Influência da desigualdade na tributação
Na mesma onda de Thomas Piketty (“Le capital au XXie siecle”) e George Packer (“The unwinding – An inner history of the new America”), o alemão Wolfgang Streeck (“New Left Review”) também tem a sua análise sobre o atual momento do capitalismo. Segundo este último escritor, a crise do modelo capitalista está sustentada no seguinte tripé: baixo crescimento econômico, endividamento e desigualdade. Esses três vetores estariam inter-relacionados por meio de recíprocas relações de causas e efeitos – aqui termina a referência a Streeck.
A superação dessa crise deve seguir um de dois caminhos: o abandono da estrutura capitalista ou a reformulação da cultura capitalista. De certa maneira, esses mesmos vetores e a mesma estratégia de superação da crise podem ser analisados no contexto brasileiro. Considerando que a Constituição Federal adota o regime capitalista, vou me limitar ao segundo dos dois caminhos mencionados.
Recentemente, a política brasileira para a redução da desigualdade baseou-se no endividamento, quer público quer privado. De início, deve ser advertido que a igualdade foi entendida como integração das classes C, D e E (economicamente menos favorecidas) ao mercado consumidor, de mercadorias e de serviços, embora a universalização do acesso venha sendo alcançada ao custo da qualidade (veja-se o caso da educação).
Entendo que incluir pessoas no mercado de consumo não se identifica com proporcionar igualdade. A redução da desigualdade requer a inclusão de pessoas na geração da riqueza a ser distribuída, como são exemplos: a qualificação para o desempenho de funções bem remuneradas e a garantia de segurança jurídica para o empreendedorismo e o desenvolvimento tecnológico. Da mesma forma que a baleeira não é utilizada para viagens marítimas, e sim para levar os náufragos até um porto seguro (terra firma ou outra embarcação), os programas sociais não servem como permanente fonte de riqueza, mas para preparar a pessoa para sua realização plena: econômica, social e cultural.
Voltando à situação presente, o endividamento público foi utilizado para financiar os programas assistenciais, como Bolsa Família, Minha Casa Minha Vida e outros, além do aumento do salário mínimo, que impactou no orçamento de Estados e municípios. Em paralelo, a igualdade de consumo acabou por ser possível também em razão da expansão do crédito e do microcrédito. Ocorre que essa política tem demonstrado sinais de esgotamento.
Num quadro que soma a dificuldade na administração e na expansão da dívida, pública e privada (confiram-se os índices de inadimplência), e a taxa de crescimento econômico próxima de zero (0,3% do PIB segundo a última previsão do Fundo Monetário Internacional), a desigualdade somente será reduzida se for retirada riqueza de quem tem para transferir aos que não têm ou que têm menos.

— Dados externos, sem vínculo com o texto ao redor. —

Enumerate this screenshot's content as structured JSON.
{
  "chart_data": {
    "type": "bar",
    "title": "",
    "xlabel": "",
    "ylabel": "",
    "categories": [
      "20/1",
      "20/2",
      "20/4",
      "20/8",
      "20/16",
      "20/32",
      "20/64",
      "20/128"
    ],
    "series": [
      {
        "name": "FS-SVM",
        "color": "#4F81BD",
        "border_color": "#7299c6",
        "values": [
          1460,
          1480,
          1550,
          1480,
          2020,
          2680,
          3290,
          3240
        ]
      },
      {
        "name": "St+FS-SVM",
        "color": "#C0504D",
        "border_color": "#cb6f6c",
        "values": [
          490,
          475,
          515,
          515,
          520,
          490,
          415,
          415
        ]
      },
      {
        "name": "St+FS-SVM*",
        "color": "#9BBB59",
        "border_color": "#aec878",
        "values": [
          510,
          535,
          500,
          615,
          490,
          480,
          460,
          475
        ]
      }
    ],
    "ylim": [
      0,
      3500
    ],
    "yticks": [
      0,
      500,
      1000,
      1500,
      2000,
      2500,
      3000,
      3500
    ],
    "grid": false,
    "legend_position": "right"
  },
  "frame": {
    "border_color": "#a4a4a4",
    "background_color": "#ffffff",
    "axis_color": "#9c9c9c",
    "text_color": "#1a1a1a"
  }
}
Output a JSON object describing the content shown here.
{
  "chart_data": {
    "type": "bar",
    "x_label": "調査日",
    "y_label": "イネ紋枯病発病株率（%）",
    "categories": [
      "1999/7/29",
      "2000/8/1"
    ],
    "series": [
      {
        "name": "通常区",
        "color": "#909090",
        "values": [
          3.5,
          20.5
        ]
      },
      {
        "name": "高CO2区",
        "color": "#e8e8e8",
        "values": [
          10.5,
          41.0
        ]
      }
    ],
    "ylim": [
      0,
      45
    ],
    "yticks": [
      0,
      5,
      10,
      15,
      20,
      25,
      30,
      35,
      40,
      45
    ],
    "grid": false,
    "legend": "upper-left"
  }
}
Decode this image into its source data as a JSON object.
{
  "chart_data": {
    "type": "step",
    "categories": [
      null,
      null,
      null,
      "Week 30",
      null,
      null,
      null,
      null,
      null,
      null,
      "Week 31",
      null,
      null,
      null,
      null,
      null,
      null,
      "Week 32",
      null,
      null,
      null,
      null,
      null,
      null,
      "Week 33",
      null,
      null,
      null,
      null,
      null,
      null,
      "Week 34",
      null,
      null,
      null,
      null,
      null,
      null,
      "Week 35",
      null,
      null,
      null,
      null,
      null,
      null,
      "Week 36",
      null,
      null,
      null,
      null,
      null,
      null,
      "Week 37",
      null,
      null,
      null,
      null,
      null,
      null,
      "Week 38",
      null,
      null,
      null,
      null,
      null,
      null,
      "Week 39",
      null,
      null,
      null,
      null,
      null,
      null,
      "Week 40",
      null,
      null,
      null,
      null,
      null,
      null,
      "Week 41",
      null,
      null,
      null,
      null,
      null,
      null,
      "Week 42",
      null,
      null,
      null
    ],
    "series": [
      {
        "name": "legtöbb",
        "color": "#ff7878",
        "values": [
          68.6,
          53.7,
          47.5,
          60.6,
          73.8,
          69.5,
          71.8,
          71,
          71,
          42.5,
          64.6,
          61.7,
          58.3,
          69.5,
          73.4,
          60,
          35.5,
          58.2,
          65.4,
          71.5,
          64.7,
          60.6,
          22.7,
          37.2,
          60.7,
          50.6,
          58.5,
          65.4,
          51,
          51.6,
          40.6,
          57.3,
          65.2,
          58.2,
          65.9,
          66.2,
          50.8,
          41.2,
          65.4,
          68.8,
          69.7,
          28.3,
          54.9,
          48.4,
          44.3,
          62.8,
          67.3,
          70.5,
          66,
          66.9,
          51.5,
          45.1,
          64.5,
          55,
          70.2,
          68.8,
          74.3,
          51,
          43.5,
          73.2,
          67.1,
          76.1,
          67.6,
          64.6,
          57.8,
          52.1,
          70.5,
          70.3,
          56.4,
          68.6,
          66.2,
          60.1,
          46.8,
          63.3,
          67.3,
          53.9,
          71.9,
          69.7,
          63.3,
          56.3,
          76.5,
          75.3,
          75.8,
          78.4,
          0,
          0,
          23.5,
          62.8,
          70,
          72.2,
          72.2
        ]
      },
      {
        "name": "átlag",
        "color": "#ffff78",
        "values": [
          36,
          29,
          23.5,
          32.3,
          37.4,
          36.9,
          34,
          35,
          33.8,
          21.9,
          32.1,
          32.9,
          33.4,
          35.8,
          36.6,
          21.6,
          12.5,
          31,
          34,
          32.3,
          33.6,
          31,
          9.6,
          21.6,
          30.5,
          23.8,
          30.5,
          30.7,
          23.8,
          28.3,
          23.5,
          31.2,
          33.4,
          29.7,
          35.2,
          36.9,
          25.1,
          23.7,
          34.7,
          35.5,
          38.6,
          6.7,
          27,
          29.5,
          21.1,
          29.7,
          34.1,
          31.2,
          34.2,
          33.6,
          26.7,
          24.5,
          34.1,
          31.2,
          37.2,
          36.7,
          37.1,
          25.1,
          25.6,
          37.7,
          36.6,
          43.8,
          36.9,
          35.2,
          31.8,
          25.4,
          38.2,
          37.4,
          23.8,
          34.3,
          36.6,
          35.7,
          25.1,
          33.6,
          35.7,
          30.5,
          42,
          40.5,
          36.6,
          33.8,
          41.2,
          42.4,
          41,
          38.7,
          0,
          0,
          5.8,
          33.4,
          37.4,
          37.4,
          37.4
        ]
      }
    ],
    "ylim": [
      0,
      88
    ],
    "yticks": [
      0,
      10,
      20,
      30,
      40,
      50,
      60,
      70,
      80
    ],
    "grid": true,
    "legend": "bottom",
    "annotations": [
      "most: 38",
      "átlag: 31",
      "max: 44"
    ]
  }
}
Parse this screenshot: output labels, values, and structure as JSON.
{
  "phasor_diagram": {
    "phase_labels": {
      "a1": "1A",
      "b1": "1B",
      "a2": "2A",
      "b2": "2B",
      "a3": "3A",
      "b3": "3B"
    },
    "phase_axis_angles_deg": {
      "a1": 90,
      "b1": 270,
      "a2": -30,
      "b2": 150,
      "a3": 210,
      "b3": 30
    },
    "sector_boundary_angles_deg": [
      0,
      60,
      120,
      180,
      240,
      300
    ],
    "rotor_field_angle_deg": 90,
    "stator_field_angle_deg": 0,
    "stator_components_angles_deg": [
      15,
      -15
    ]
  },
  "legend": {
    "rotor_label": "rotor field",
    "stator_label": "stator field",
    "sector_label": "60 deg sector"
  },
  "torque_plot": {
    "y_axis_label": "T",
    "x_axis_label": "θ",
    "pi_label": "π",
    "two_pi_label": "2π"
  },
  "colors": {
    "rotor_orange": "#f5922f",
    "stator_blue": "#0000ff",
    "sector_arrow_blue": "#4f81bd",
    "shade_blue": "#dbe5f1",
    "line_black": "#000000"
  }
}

Inserido nesse contexto, a redução da desigualdade dependerá do Robin Hood ou da tributação. Neste último caso, há uma solução quase que exclusiva: alta taxação do capital e do patrimônio.
A mim não me parece que existe alternativa viável à política econômica atualmente aplicada no Brasil, que poderá, com alto grau de probabilidade, chegar à encruzilhada descrita acima. Mantendo-se a estrutura capitalista, o foco da política econômica deveria ser o crescimento econômico, especialmente no fomento à produção de riqueza tangível (indústria, comércio e serviços). Ocorre que esse fomento não pode ser realizado por meio da concessão de incentivos fiscais para setores ou produtos específicos, mas deveria contemplar a simplificação do controle tributário, possível por meio dos controles eletrônicos, e o investimento em infraestrutura, no seu sentido mais amplo.
Havendo crescimento econômico, a atual carga tributária (relação arrecadação/PIB) poderia ser mantida e até ampliada, reduzindo-se, contudo, a carga tributária individual, suportada por cada empresa e por cada pessoa física. Nesse quadro seria possível viabilizar a necessária reforma tributária, implementando no Brasil um único imposto genérico sobre o consumo, de competência federal, incidente sobre o valor agregado. Com isso, o sistema tributário brasileiro seria ainda mais simplificado, racionalizado e poderia buscar a justiça fiscal, invertendo a atual relação entre a tributação direta e a tributação indireta, que seria mais uma contribuição à redução da desigualdade.
Certamente, o assunto tem complexidade maior, mas essas são algumas ideias lançadas para discussão. Também é certo que, seja qual for o nome escolhido nas eleições democráticas, o governo que está aí tem que mudar. Portanto, a apreensão demonstrada pelos empresários brasileiros, a espera de definições para a decisão sobre investimentos, é plenamente justificada.